L’un d’eux est l’avancée de l’âge minimal du mariage, passé de 15 à 18 ans… sauf « dérogation » décidée par un juge, à la demande de la famille d’une fille mineure. En 2018, il y a eu 40 000 dérogations, près de 20 % des mariages enregistrés an Maroc la même année. Et le ministre de la Justice lui-même rapporte que le phénomène est « en hausse de façon alarmante ». Encore une illustration du principe selon lequel en matière de réformes, les brèches ont toujours vocation à s’élargir.

En cette période de bilan, des commentateurs soulignent aussi les progrès économiques réalisés par le royaume de Mohammed VI, ses réussites en matière d’infrastructures ou de diplomatie. Ils constatent aussi que le Maroc s’est relativement bien sorti de la séquence du « printemps arabe », s’évitant les révolutions ainsi que les dérives sanglantes qui ont secoué ses voisins.

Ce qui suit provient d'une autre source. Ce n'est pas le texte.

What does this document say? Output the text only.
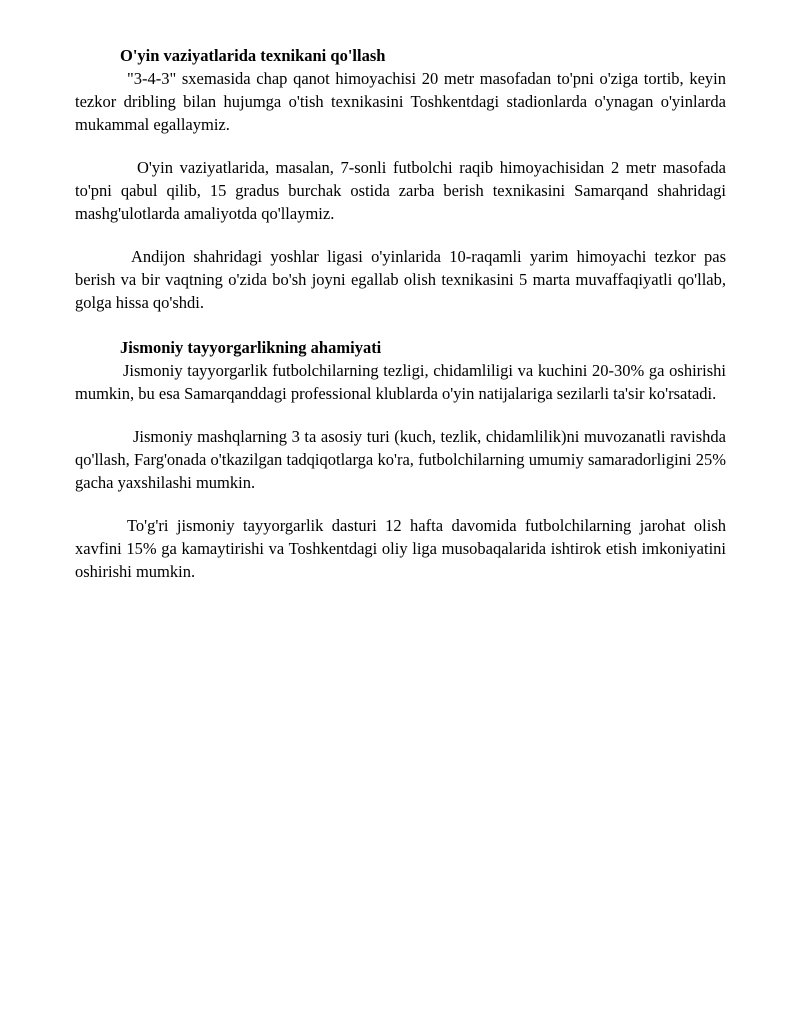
O'yin vaziyatlarida texnikani qo'llash

"3-4-3" sxemasida chap qanot himoyachisi 20 metr masofadan to'pni o'ziga tortib, keyin tezkor dribling bilan hujumga o'tish texnikasini Toshkentdagi stadionlarda o'ynagan o'yinlarda mukammal egallaymiz.

O'yin vaziyatlarida, masalan, 7-sonli futbolchi raqib himoyachisidan 2 metr masofada to'pni qabul qilib, 15 gradus burchak ostida zarba berish texnikasini Samarqand shahridagi mashg'ulotlarda amaliyotda qo'llaymiz.

Andijon shahridagi yoshlar ligasi o'yinlarida 10-raqamli yarim himoyachi tezkor pas berish va bir vaqtning o'zida bo'sh joyni egallab olish texnikasini 5 marta muvaffaqiyatli qo'llab, golga hissa qo'shdi.

Jismoniy tayyorgarlikning ahamiyati

Jismoniy tayyorgarlik futbolchilarning tezligi, chidamliligi va kuchini 20-30% ga oshirishi mumkin, bu esa Samarqanddagi professional klublarda o'yin natijalariga sezilarli ta'sir ko'rsatadi.

Jismoniy mashqlarning 3 ta asosiy turi (kuch, tezlik, chidamlilik)ni muvozanatli ravishda qo'llash, Farg'onada o'tkazilgan tadqiqotlarga ko'ra, futbolchilarning umumiy samaradorligini 25% gacha yaxshilashi mumkin.

To'g'ri jismoniy tayyorgarlik dasturi 12 hafta davomida futbolchilarning jarohat olish xavfini 15% ga kamaytirishi va Toshkentdagi oliy liga musobaqalarida ishtirok etish imkoniyatini oshirishi mumkin.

Mais ces succès devraient-ils masquer, ou même relativiser les reculs en matière de droits et de libertés ? 20 ans après l’intronisation de Mohammed VI, il est devenu routinier que des organisations internationales des droits humains dressent des rapports sombres de la situation au Maroc. Il est également devenu coutumier que le gouvernement dénonce ces rapports comme « biaisés » et « anti-Maroc ». Une rhétorique qui n’est pas sans rappeler celles des pires violeurs de droits du monde Arabe, dont l’Egypte de Abdelfattah Al-Sissi, et l’Arabie saoudite de Mohamed Ben Salmane… Le Maroc, « exception » du monde arabe ? De moins en moins, à vrai dire…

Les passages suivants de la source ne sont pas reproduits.